Regular Expressions
Match and extract patterns in text — validate phone numbers, find data, and clean strings with pregmatch and pregreplace.
What you will learn
- Understand what a regular expression is
- Match and validate text with preg_match
- Find, extract and replace patterns
What is a regular expression?
A regular expression (regex for short) is a tiny pattern language for describing the *shape* of text — "a 10-digit number", "something that looks like an email", "a word followed by a space". You write the pattern once, and PHP can then check whether text matches it, pull pieces out, or replace them. It is the standard tool for validation and text-parsing across every language.

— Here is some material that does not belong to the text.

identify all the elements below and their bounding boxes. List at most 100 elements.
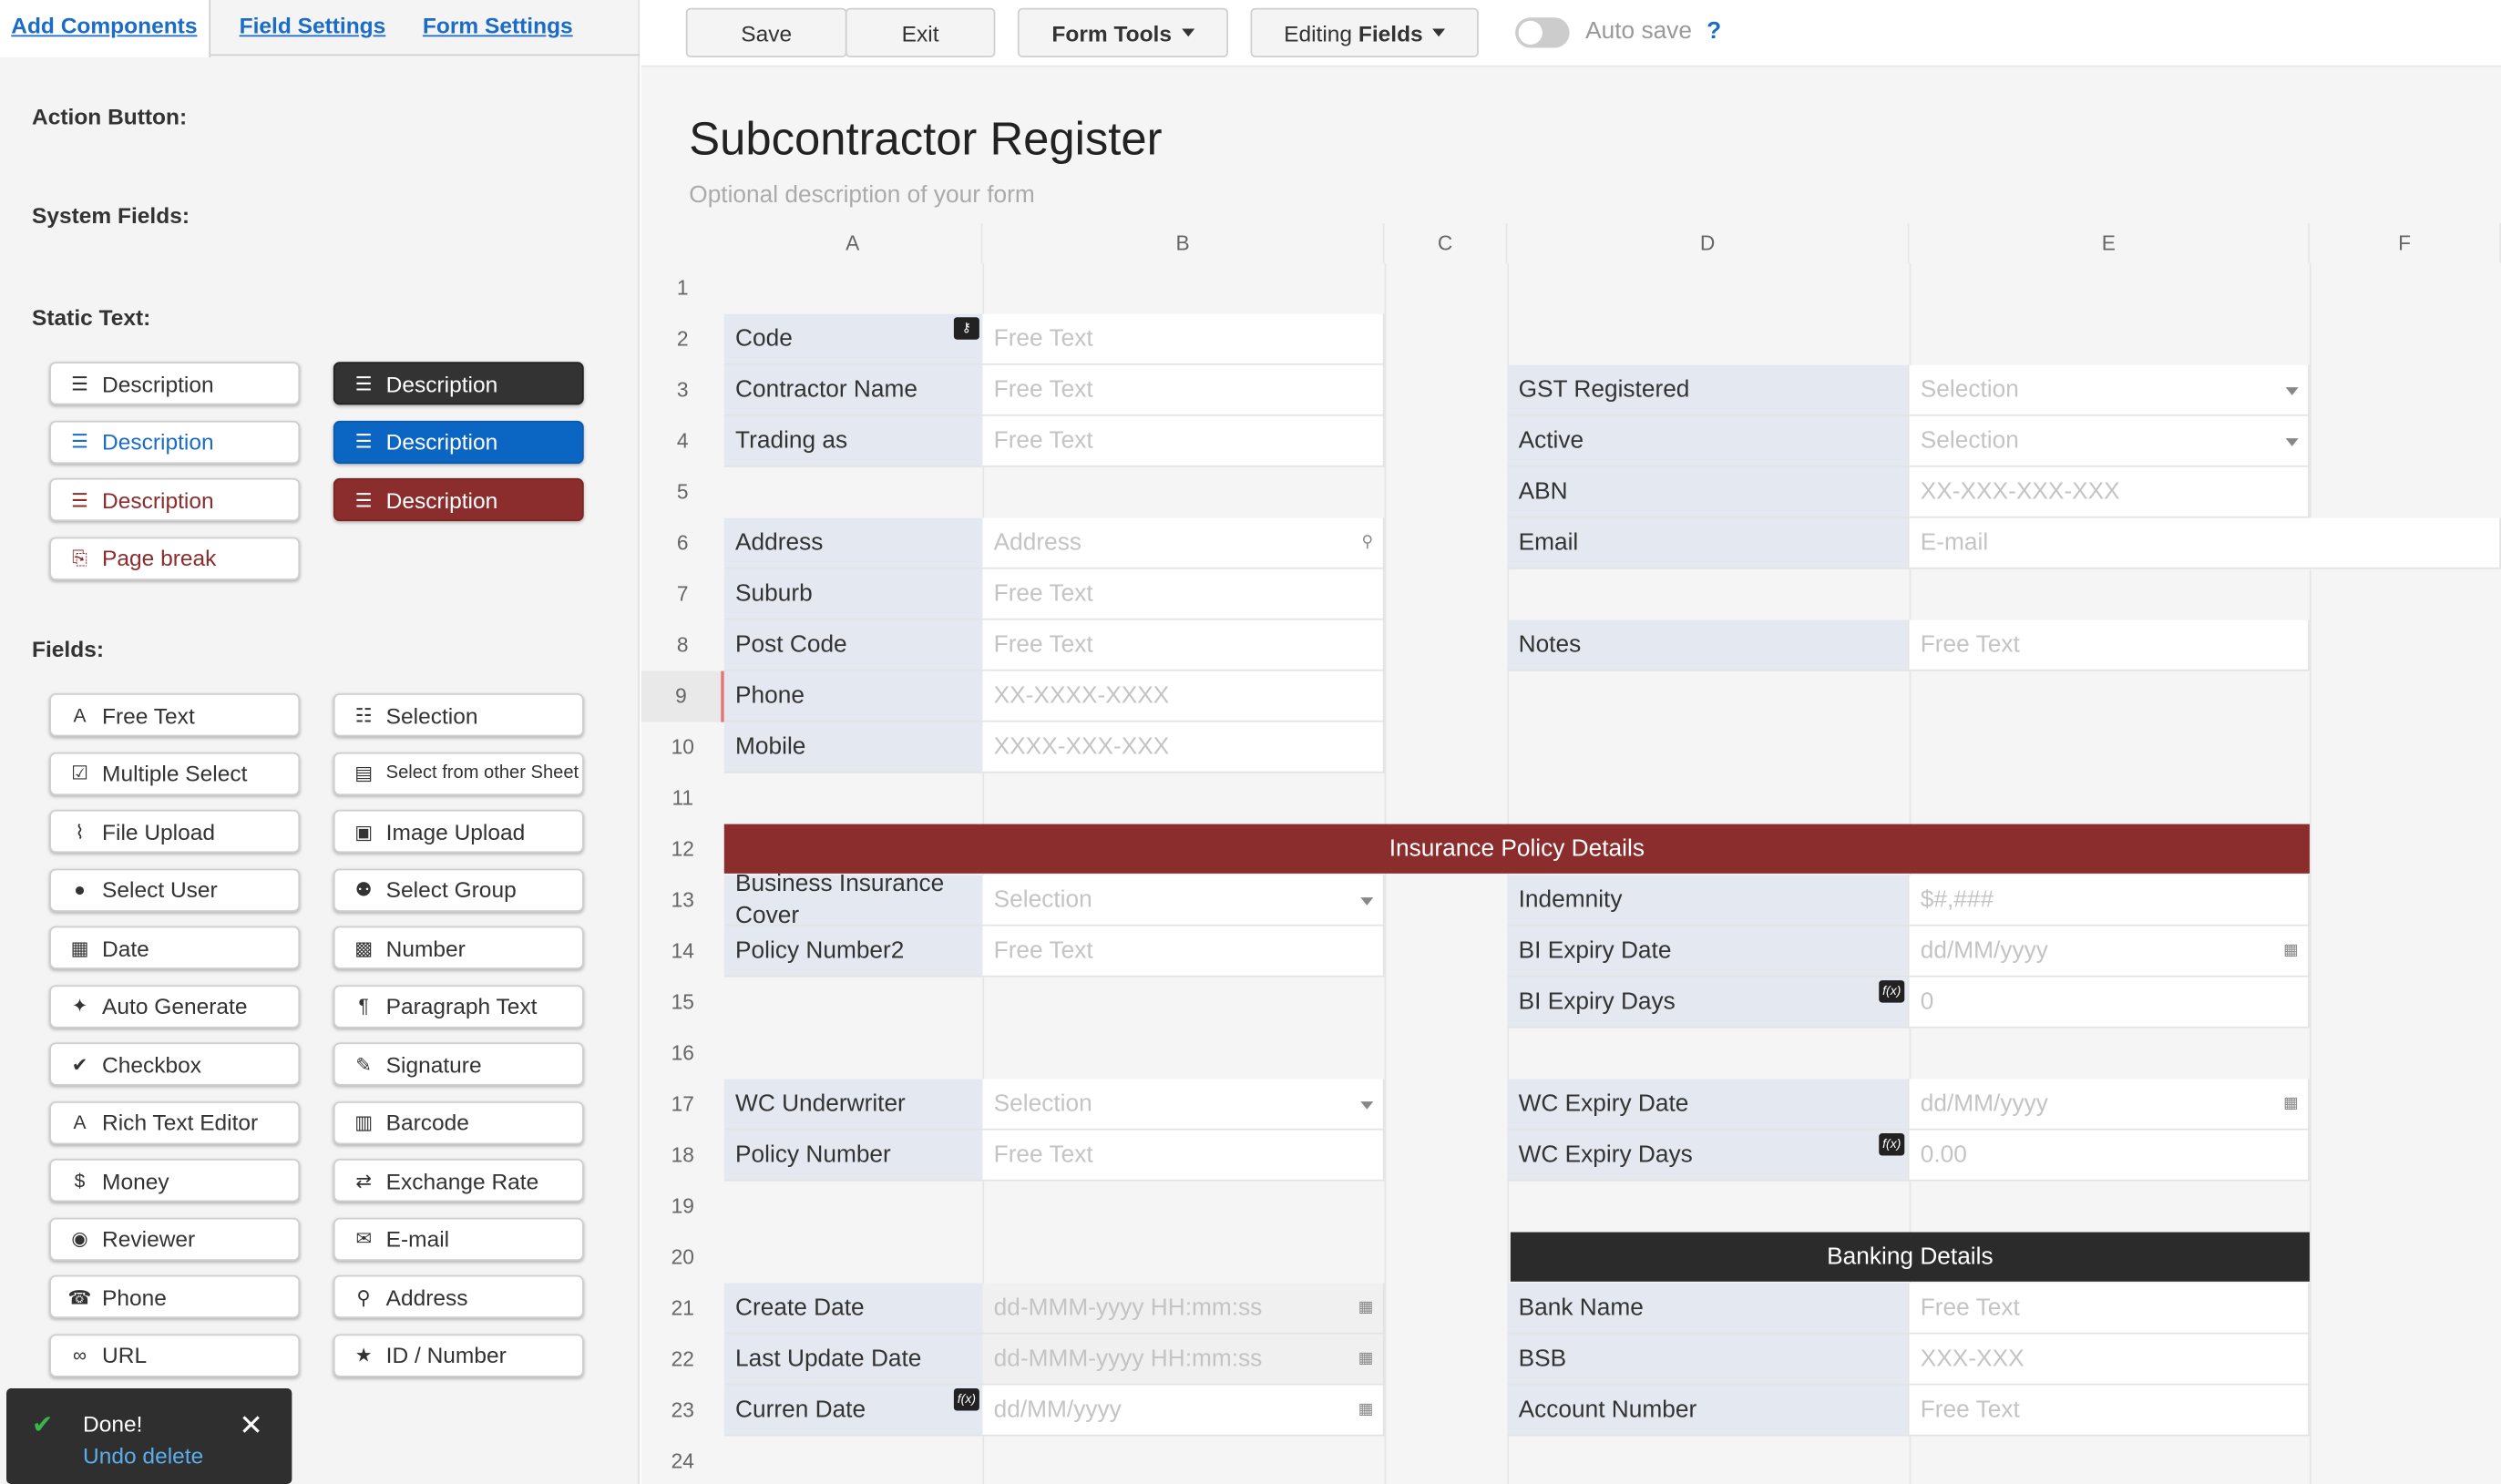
field-label-mobile[interactable]: Mobile [723,722,985,773]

A pattern is written between two slashes, like /.../ . A few building blocks cover most needs:
| Piece | Matches |
|---|---|
\d | Any digit 0-9 |
\w | A word character (letter, digit, underscore) |
+ | One or more of the previous piece |
{10} | Exactly 10 of the previous piece |
^ ... $ | Start and end of the text |
[a-z] | Any one lowercase letter |
Validating with preg_match
preg_match($pattern, $text) returns 1 if the text matches the pattern and 0 if it does not — perfect for validation. Here we check that a string is exactly a 10-digit Indian mobile number.
<?php
$phone = "9876543210";
$pattern = "/^\d{10}$/"; // start, exactly 10 digits, end
if (preg_match($pattern, $phone)) {
echo "Valid phone number";
} else {
echo "Invalid — must be 10 digits";
}
?>Read the pattern /^\d{10}$/ piece by piece: the ^ anchors to the start of the text, \d{10} demands exactly ten digits, and $ anchors to the end — together they mean "nothing but ten digits, start to finish". preg_match returns 1 for "9876543210", so the if is true and we print "Valid".
Note: Output (in the browser):
Valid phone number
Without the ^ and $ anchors, a value like "abc9876543210xyz" would also pass, because the ten digits exist *somewhere* inside. The anchors force the whole string to be just those digits.
Extracting and replacing
Round brackets (...) in a pattern capture the part they wrap, so you can pull it out of $matches. And preg_replace swaps every match for new text.
<?php
// extract the year from a date string
$date = "Published: 2026-06-13";
preg_match("/(\d{4})-\d{2}-\d{2}/", $date, $matches);
echo "Year: " . $matches[1];
// replace all digits with a hash
$card = "Card 4242 4242";
echo "<br>" . preg_replace("/\d/", "#", $card);
?>In the first part, the pattern matches a YYYY-MM-DD date, and the brackets around (\d{4}) capture the four-digit year. After preg_match runs, $matches[1] holds that captured year (slot [0] is always the whole match, [1] the first captured group). In the second part, preg_replace("/\d/", "#", $card) finds every single digit and replaces it with #, masking the numbers.
Note: Output (in the browser):
Year: 2026
Card 4242 4242 → Card #### ####
Capturing groups let you *extract* a specific slice; preg_replace lets you *transform* text wholesale. Together they handle most parsing and cleaning jobs.
Tip: Regex is powerful but easy to over-use. For emails, PHP’s filter_var($email, FILTER_VALIDATE_EMAIL) is more reliable than a hand-written pattern — reach for regex when there is no built-in tool.
Q. What does preg_match return when the text matches the pattern?
✍️ Practice
- Validate that a PIN code is exactly 6 digits with
preg_match. - Use
preg_replaceto remove all spaces from a string.
🏠 Homework
- Write a function that extracts every hashtag (a word starting with #) from a sentence using a regex.